2. Water conservancy engineering
Dam anti filter layer: Long fiber geotextile is used as a filtering medium to protect the safety of the dam structure.
Drainage system: Three dimensional geotextile is buried in soft soil areas to guide groundwater discharge and prevent roadbed collapse.
Water wells and pressure relief wells: serve as filter layers to prevent sediment blockage and extend their service life.
3. Environmental Protection Engineering
Landfill site: Composite geotextile (cloth+membrane) is used to construct an anti-seepage barrier to prevent pollutants from seeping into groundwater.
Wastewater treatment tank: prevents the leakage of harmful substances and protects the surrounding environment.
Soil remediation: Covering polluted soil, isolating harmful substances, and promoting vegetation restoration.
4. Municipal Administration and Architecture
Underground engineering: Textile geotextile reinforcement is used in subway tunnels to resist soil pressure deformation.
Sponge City: Permeable geotextile is laid on the lower layer of permeable pavement to enhance rainwater infiltration and storage capacity.
Green belts: prevent weed growth and reduce the cost of manual weeding.
5. Agriculture and Ecology
Farmland drainage: Construct drainage ditches to prevent soil salinization.
Greenhouse: Strengthen the foundation to prevent settlement and deformation.
Coastal protection: textile geotextile is used to resist the scouring of waves and protect the ecology of mudflat.
6. Family and emergency scenarios
Garden vegetable field: Lay a layer of geotextile to suppress weed growth, breathable and permeable.
Roof leakage: Temporarily cover the leakage point to guide rainwater drainage.
Moving and storage: Package fragile items, scratch resistant and shock-absorbing.

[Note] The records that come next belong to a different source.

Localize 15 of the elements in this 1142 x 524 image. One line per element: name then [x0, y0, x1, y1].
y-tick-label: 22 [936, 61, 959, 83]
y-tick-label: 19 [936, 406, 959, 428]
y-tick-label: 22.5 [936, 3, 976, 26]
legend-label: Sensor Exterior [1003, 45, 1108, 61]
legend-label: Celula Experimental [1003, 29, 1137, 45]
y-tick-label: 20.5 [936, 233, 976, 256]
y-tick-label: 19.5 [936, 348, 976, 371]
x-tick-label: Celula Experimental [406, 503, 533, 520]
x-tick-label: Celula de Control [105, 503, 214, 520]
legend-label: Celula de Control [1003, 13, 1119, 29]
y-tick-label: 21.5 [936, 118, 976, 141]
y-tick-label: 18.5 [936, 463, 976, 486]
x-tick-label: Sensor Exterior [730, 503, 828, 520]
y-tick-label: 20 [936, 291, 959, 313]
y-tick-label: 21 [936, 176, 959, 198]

Geotextile solves the problem of "large-scale engineering" with "small materials", and its high strength, corrosion resistance, permeability and other characteristics make it a key guarantee for modern engineering safety and durability. From the permafrost isolation of the Qinghai Tibet Railway to the anti-seepage system of the South to North Water Diversion Project, from urban sponge construction to home gardening, geotextiles are using the power of technology to safeguard the harmonious coexistence between humans and nature. In the future, with the integration of materials science and intelligent technology, this "engineering guardian" will break through traditional functional boundaries and inject more possibilities into green infrastructure.